Later in the night I was in bed attempting to doze off, and began to think about this whole "clang" situation. I was in the middle of rubbing the back of said West Virginia Redneck out of habit to put myself to sleep, and there was one of those inaudible sighs from his body that says "the last of the day has just left me." Spoken without saying a word. No vowels. No consonants. No twang. No clang. No accent. Just a message. At that point I realized; no matter how the message is transmitted...if it's a touch, a sound, a smell, a look, it matters not if sometime there is an extra vowel or nasal expression contained within...as long as the message is "you make me happy..." I think The Clang will suffice just fine. And, should it not, I guess "get back in the kitchen, bitch," will have to run a close second. That is, as long as the kitchen is where my clanging ass really wants to be, anyway...

Well, yall, apparently (for today at least) it is.

Monday, February 02, 2009

SuperBowl-ed Over

Last night was the XLIII SuperBowl. (For those less versed in the calculations of Roman numerals, that is "43.") It was a battle between the Steelers of Pittsburgh, and the Cardinals of Arizona. I am not a huge football fan, as hockey is my sport of choice. I was, however, happy to see that the gods were shining down on me, and there were enough altercations on the field to make the game more interesting in the eyes of a blood-thirsty soul such as myself.

There were several reasons I choose to dedicate a few of my finite hours on this earth to this particular event. One: My good friend owns a bar and is a huge Steelers fan. It was more of an opportunity to share his night than anything. Two: I am in love with Ben Roethlisberger. He is the quarterback for the Steelers. He is "drag-me-in-the-cave-by-my-hair" huge, and makes me want to renounce my morality in a myriad of ways. All in all, it was a night I felt no qualms in taking part in.

As I was watching the game, I found it was not so much the television I was watching, as the goings on around me. I watched a room full of grown men run the gamut of human emotion. There was fear, joy, hate. love, evil, envy...everything...and it came with a six pack of Bud Light.

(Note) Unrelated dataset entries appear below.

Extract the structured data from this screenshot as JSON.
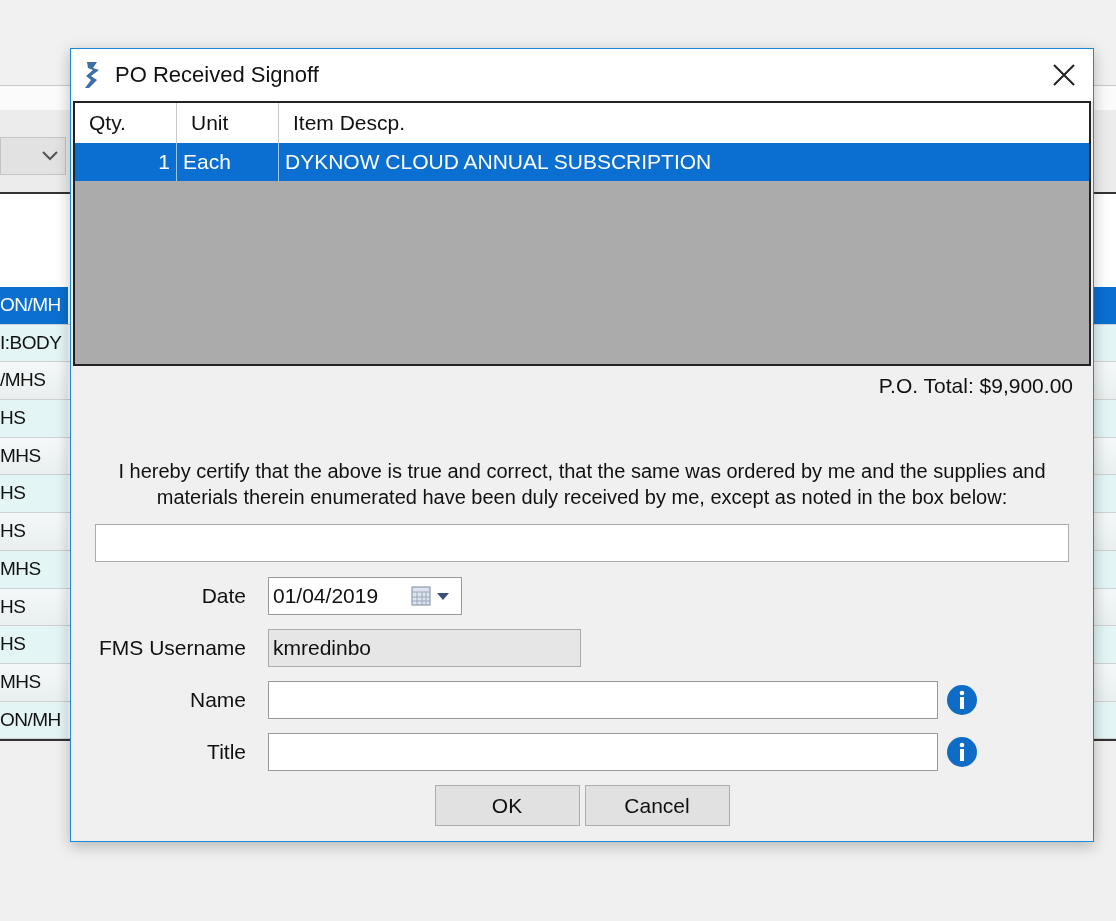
{
  "background": {
    "rows": [
      {
        "text": "ON/MH",
        "selected": true
      },
      {
        "text": "I:BODY",
        "selected": false
      },
      {
        "text": "/MHS",
        "selected": false
      },
      {
        "text": "HS",
        "selected": false
      },
      {
        "text": "MHS",
        "selected": false
      },
      {
        "text": "HS",
        "selected": false
      },
      {
        "text": "HS",
        "selected": false
      },
      {
        "text": "MHS",
        "selected": false
      },
      {
        "text": "HS",
        "selected": false
      },
      {
        "text": "HS",
        "selected": false
      },
      {
        "text": "MHS",
        "selected": false
      },
      {
        "text": "ON/MH",
        "selected": false
      }
    ]
  },
  "dialog": {
    "title": "PO Received Signoff",
    "table": {
      "columns": [
        "Qty.",
        "Unit",
        "Item Descp."
      ],
      "rows": [
        {
          "qty": "1",
          "unit": "Each",
          "description": "DYKNOW CLOUD ANNUAL SUBSCRIPTION",
          "selected": true
        }
      ]
    },
    "po_total": "P.O. Total: $9,900.00",
    "certification": "I hereby certify that the above is true and correct, that the same was ordered by me and the supplies and materials therein enumerated have been duly received by me, except as noted in the box below:",
    "fields": [
      {
        "label": "Date",
        "kind": "date",
        "value": "01/04/2019",
        "info": false
      },
      {
        "label": "FMS Username",
        "kind": "readonly",
        "value": "kmredinbo",
        "info": false
      },
      {
        "label": "Name",
        "kind": "text",
        "info": true
      },
      {
        "label": "Title",
        "kind": "text",
        "info": true
      }
    ],
    "buttons": [
      "OK",
      "Cancel"
    ]
  }
}
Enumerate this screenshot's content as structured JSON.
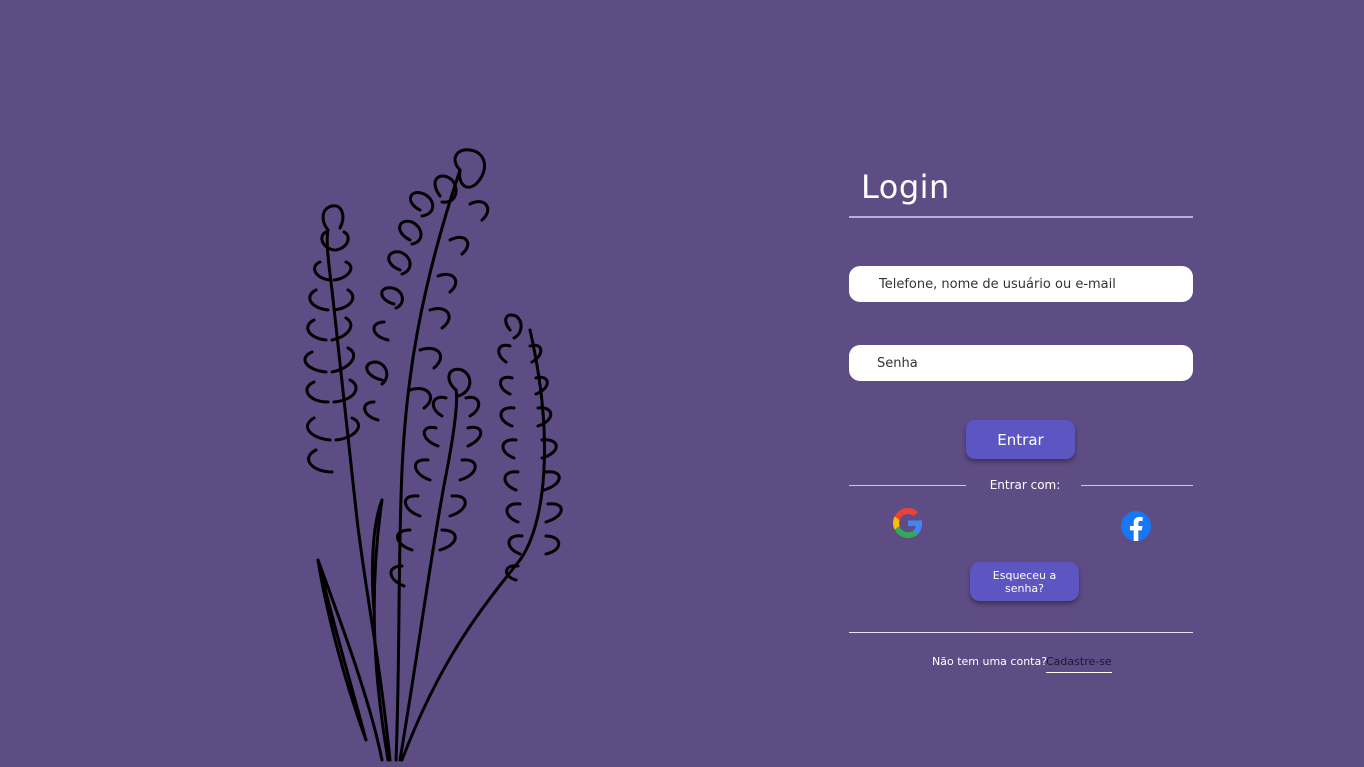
{
  "illustration": {
    "icon": "lavender-flower-illustration"
  },
  "login": {
    "title": "Login",
    "username_placeholder": "Telefone, nome de usuário ou e-mail",
    "password_placeholder": "Senha",
    "submit_label": "Entrar",
    "social_divider": "Entrar com:",
    "social": [
      {
        "icon": "google-icon"
      },
      {
        "icon": "facebook-icon"
      }
    ],
    "forgot_label": "Esqueceu a senha?",
    "no_account_text": "Não tem uma conta?",
    "signup_label": "Cadastre-se"
  },
  "colors": {
    "background": "#5e4c84",
    "button": "#5c55c2",
    "facebook": "#1877f2"
  }
}
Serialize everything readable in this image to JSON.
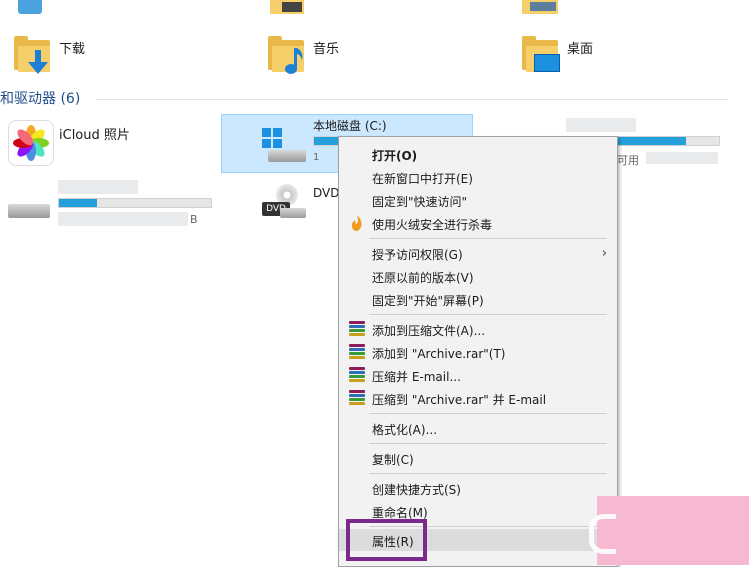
{
  "folders": [
    {
      "label": "下载",
      "icon": "download-folder-icon"
    },
    {
      "label": "音乐",
      "icon": "music-folder-icon"
    },
    {
      "label": "桌面",
      "icon": "desktop-folder-icon"
    }
  ],
  "section": {
    "title": "和驱动器 (6)"
  },
  "devices": {
    "icloud": {
      "label": "iCloud 照片",
      "icon": "icloud-photos-icon"
    },
    "local_disk": {
      "label": "本地磁盘 (C:)",
      "partial": "1",
      "fill_percent": 30
    },
    "dvd": {
      "label": "DVD"
    },
    "right_drive_partial": "可用",
    "left_drive_partial": "B"
  },
  "context_menu": {
    "items": [
      {
        "label": "打开(O)",
        "bold": true
      },
      {
        "label": "在新窗口中打开(E)"
      },
      {
        "label": "固定到\"快速访问\""
      },
      {
        "label": "使用火绒安全进行杀毒",
        "icon": "huorong-icon"
      },
      {
        "label": "授予访问权限(G)",
        "submenu": true
      },
      {
        "label": "还原以前的版本(V)"
      },
      {
        "label": "固定到\"开始\"屏幕(P)"
      },
      {
        "label": "添加到压缩文件(A)...",
        "icon": "winrar-icon"
      },
      {
        "label": "添加到 \"Archive.rar\"(T)",
        "icon": "winrar-icon"
      },
      {
        "label": "压缩并 E-mail...",
        "icon": "winrar-icon"
      },
      {
        "label": "压缩到 \"Archive.rar\" 并 E-mail",
        "icon": "winrar-icon"
      },
      {
        "label": "格式化(A)..."
      },
      {
        "label": "复制(C)"
      },
      {
        "label": "创建快捷方式(S)"
      },
      {
        "label": "重命名(M)"
      },
      {
        "label": "属性(R)"
      }
    ],
    "submenu_glyph": "›"
  },
  "colors": {
    "accent": "#26a0da",
    "highlight_box": "#7a2a8c",
    "selection": "#cce8ff"
  }
}
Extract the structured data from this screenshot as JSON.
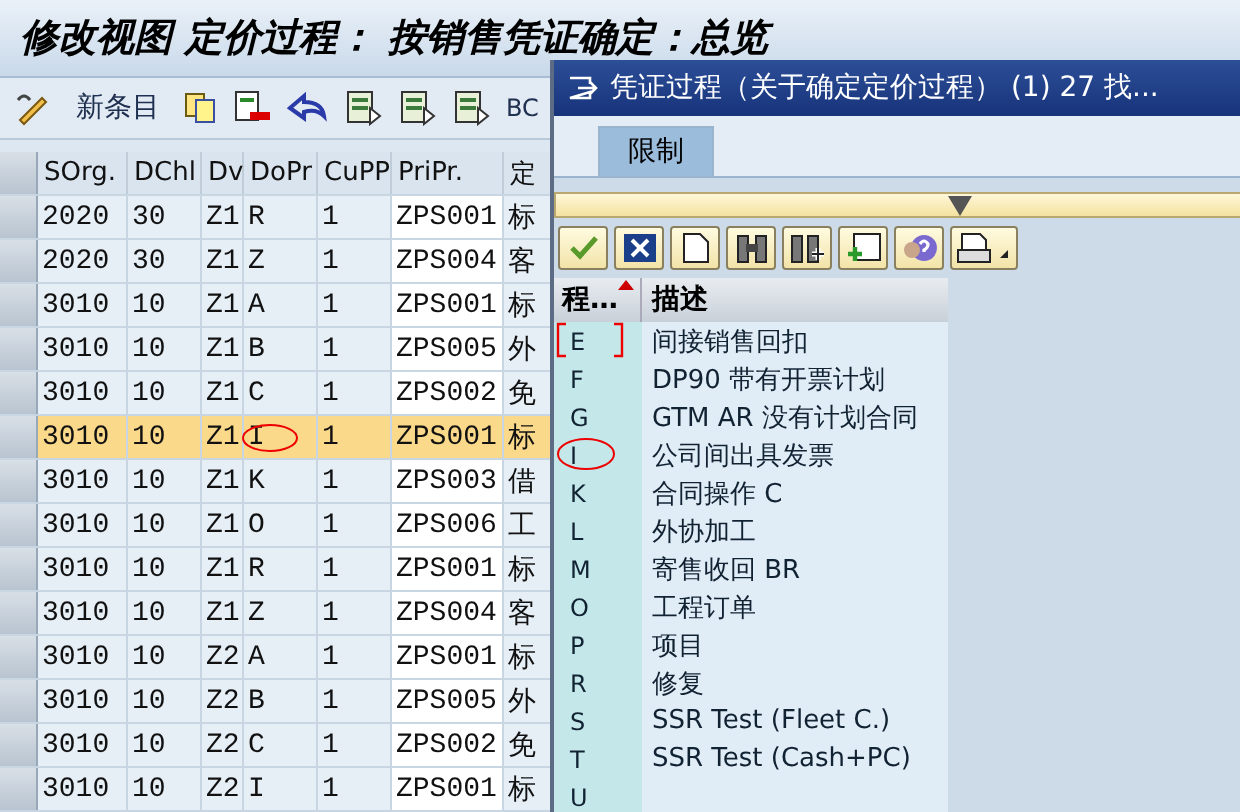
{
  "window": {
    "title": "修改视图 定价过程： 按销售凭证确定：总览"
  },
  "toolbar": {
    "new_entry": "新条目",
    "cut_label": "BC"
  },
  "table": {
    "columns": [
      "SOrg.",
      "DChl",
      "Dv",
      "DoPr",
      "CuPP",
      "PriPr.",
      "定"
    ],
    "rows": [
      {
        "cells": [
          "2020",
          "30",
          "Z1",
          "R",
          "1",
          "ZPS001",
          "标"
        ],
        "selected": false,
        "circled": false
      },
      {
        "cells": [
          "2020",
          "30",
          "Z1",
          "Z",
          "1",
          "ZPS004",
          "客"
        ],
        "selected": false,
        "circled": false
      },
      {
        "cells": [
          "3010",
          "10",
          "Z1",
          "A",
          "1",
          "ZPS001",
          "标"
        ],
        "selected": false,
        "circled": false
      },
      {
        "cells": [
          "3010",
          "10",
          "Z1",
          "B",
          "1",
          "ZPS005",
          "外"
        ],
        "selected": false,
        "circled": false
      },
      {
        "cells": [
          "3010",
          "10",
          "Z1",
          "C",
          "1",
          "ZPS002",
          "免"
        ],
        "selected": false,
        "circled": false
      },
      {
        "cells": [
          "3010",
          "10",
          "Z1",
          "I",
          "1",
          "ZPS001",
          "标"
        ],
        "selected": true,
        "circled": true
      },
      {
        "cells": [
          "3010",
          "10",
          "Z1",
          "K",
          "1",
          "ZPS003",
          "借"
        ],
        "selected": false,
        "circled": false
      },
      {
        "cells": [
          "3010",
          "10",
          "Z1",
          "O",
          "1",
          "ZPS006",
          "工"
        ],
        "selected": false,
        "circled": false
      },
      {
        "cells": [
          "3010",
          "10",
          "Z1",
          "R",
          "1",
          "ZPS001",
          "标"
        ],
        "selected": false,
        "circled": false
      },
      {
        "cells": [
          "3010",
          "10",
          "Z1",
          "Z",
          "1",
          "ZPS004",
          "客"
        ],
        "selected": false,
        "circled": false
      },
      {
        "cells": [
          "3010",
          "10",
          "Z2",
          "A",
          "1",
          "ZPS001",
          "标"
        ],
        "selected": false,
        "circled": false
      },
      {
        "cells": [
          "3010",
          "10",
          "Z2",
          "B",
          "1",
          "ZPS005",
          "外"
        ],
        "selected": false,
        "circled": false
      },
      {
        "cells": [
          "3010",
          "10",
          "Z2",
          "C",
          "1",
          "ZPS002",
          "免"
        ],
        "selected": false,
        "circled": false
      },
      {
        "cells": [
          "3010",
          "10",
          "Z2",
          "I",
          "1",
          "ZPS001",
          "标"
        ],
        "selected": false,
        "circled": false
      }
    ]
  },
  "dialog": {
    "title": "凭证过程（关于确定定价过程） (1)  27 找...",
    "tabs": [
      {
        "label": "限制",
        "selected": true
      }
    ],
    "columns": [
      "程…",
      "描述"
    ],
    "rows": [
      {
        "code": "E",
        "text": "间接销售回扣",
        "bracketed": true,
        "circled": false
      },
      {
        "code": "F",
        "text": "DP90 带有开票计划",
        "bracketed": false,
        "circled": false
      },
      {
        "code": "G",
        "text": "GTM AR 没有计划合同",
        "bracketed": false,
        "circled": false
      },
      {
        "code": "I",
        "text": "公司间出具发票",
        "bracketed": false,
        "circled": true
      },
      {
        "code": "K",
        "text": "合同操作 C",
        "bracketed": false,
        "circled": false
      },
      {
        "code": "L",
        "text": "外协加工",
        "bracketed": false,
        "circled": false
      },
      {
        "code": "M",
        "text": "寄售收回 BR",
        "bracketed": false,
        "circled": false
      },
      {
        "code": "O",
        "text": "工程订单",
        "bracketed": false,
        "circled": false
      },
      {
        "code": "P",
        "text": "项目",
        "bracketed": false,
        "circled": false
      },
      {
        "code": "R",
        "text": "修复",
        "bracketed": false,
        "circled": false
      },
      {
        "code": "S",
        "text": "SSR Test (Fleet C.)",
        "bracketed": false,
        "circled": false
      },
      {
        "code": "T",
        "text": "SSR Test (Cash+PC)",
        "bracketed": false,
        "circled": false
      },
      {
        "code": "U",
        "bracketed": false,
        "circled": false
      }
    ]
  }
}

Accompanied by these men on their emotional journey were there she-halves. These women also wore the jerseys of their favorite players. They had gone the extra feminine mile of adorning their hair with bows in the color of their favorite team. They screamed and yelled, but it was only after the end of the 4th quarter that I really fully grasped the reason they were there. Don't get me wrong. I'm not saying women can't love football. Shit. I live for the Detroit Red Wings. I'm saying there is an emotional agenda with women. There always is.

Football, to this observer, is a sixty-minute homage to all that is the American Male. It is a sweat-soaked, grunting, crashing, hetero-ass-slapping, land acquisition game that is drenched at its happiest moment in faux orange drink. Essentially its a game of, "This land is your land, this land is my land, but I'm gonna take your land...yard by yard." It stands firmly upon what this country was founded on. Taking other people's land. Historically there was much less dancing in joy on that land, but you get the idea.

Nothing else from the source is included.